The aroma of cotton candy teased at her stomach. If churches could smell like that, she mused, the world would be filled with Christians. She got back into her car and peeled out of the parking lot. The way she figured: The faster she left Garland, the sooner she'd stop longing for it.

As if that were the way regret worked.

The drive to Foggy Bottom was decidedly less relaxed. Not even Louis Armstrong's witty trumpeting, coming through in crystalline sound from the Porsche's state-of-the-art speakers, helped. But at least the trip didn't take too long. Madeline parked in one of the blessedly available spots in front of the Truman Building's limestone-pillared east entrance, hung her special permit from her rearview mirror, and proceeded at double-speed toward the tall glass doors. By the time she reached the guards inside, she already had her security badge clipped to her tank top.

Her final destination was Meeting Room 5E, located down the corridor from an executive office suite that budget cuts had rendered unpopulated for months now. Madeline wasn't sympathetic to the loss; public budget cuts meant heavier government reliance on private contractors like Bellum Vellum to pick up the slack.

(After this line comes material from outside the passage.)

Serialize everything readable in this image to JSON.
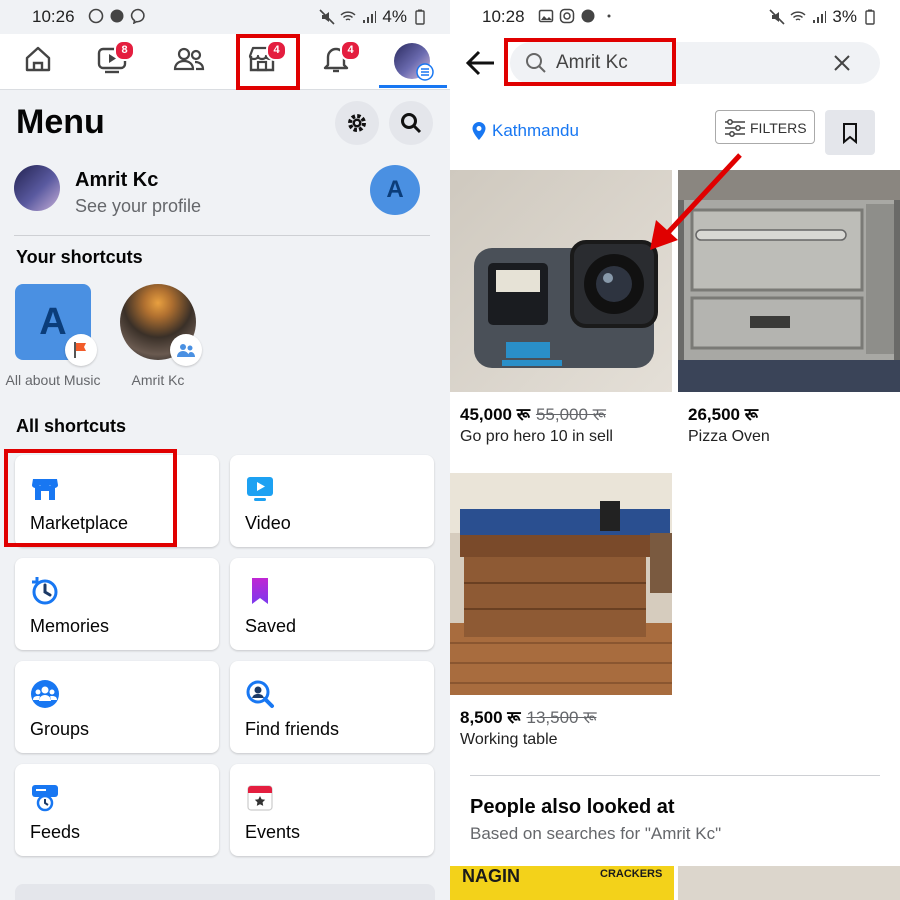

Before joining the rest in 5E, Madeline stopped in her office, drew the blinds, and changed into a spare pantsuit she always stored on the back of her door. Appearances, after all, were everything, especially at the State Department.

At her post, Madeline worked closely with the undersecretary of state for arms control and international security; the undersecretary's executive assistant, Barrett Coleman, had been the one to call her, and his was the only face to offer a pleasant nod when, freshly attired, she finally entered Meeting Room 5E. Truth be told, the other seven people in the room had their eyes glued to the man on the screen, the secretary of state himself, appearing via videoconference from, if Madeline remembered correctly, a diplomatic layover in Brussels. The other seven people were a nondescript bunch. Two were black, one was Latino, but each and every one wore a bland suit over a plus-sized physique. Each and every one wore a watch. Each and every one was a man.

Madeline took a seat beside Coleman. He passed her a briefing memo. When she reached a line item near the bottom of the page, she knew why her presence had been requested. Based on the fuel remaining in the airplane, analysts had come up with a list of potential airstrips that Flight 816 could reach if it were to take off again. One locale in particular was underlined: José Martí International Airport, Havana.

Of course, all those predictions could be rendered moot by a line item at the middle of the page outlining authorized intervention. If said authorized intervention kept to the listed timetable, they would be securing the perimeter around the barn in—Madeline checked her Rolex—now, actually. She might get to spend time at the fair after all.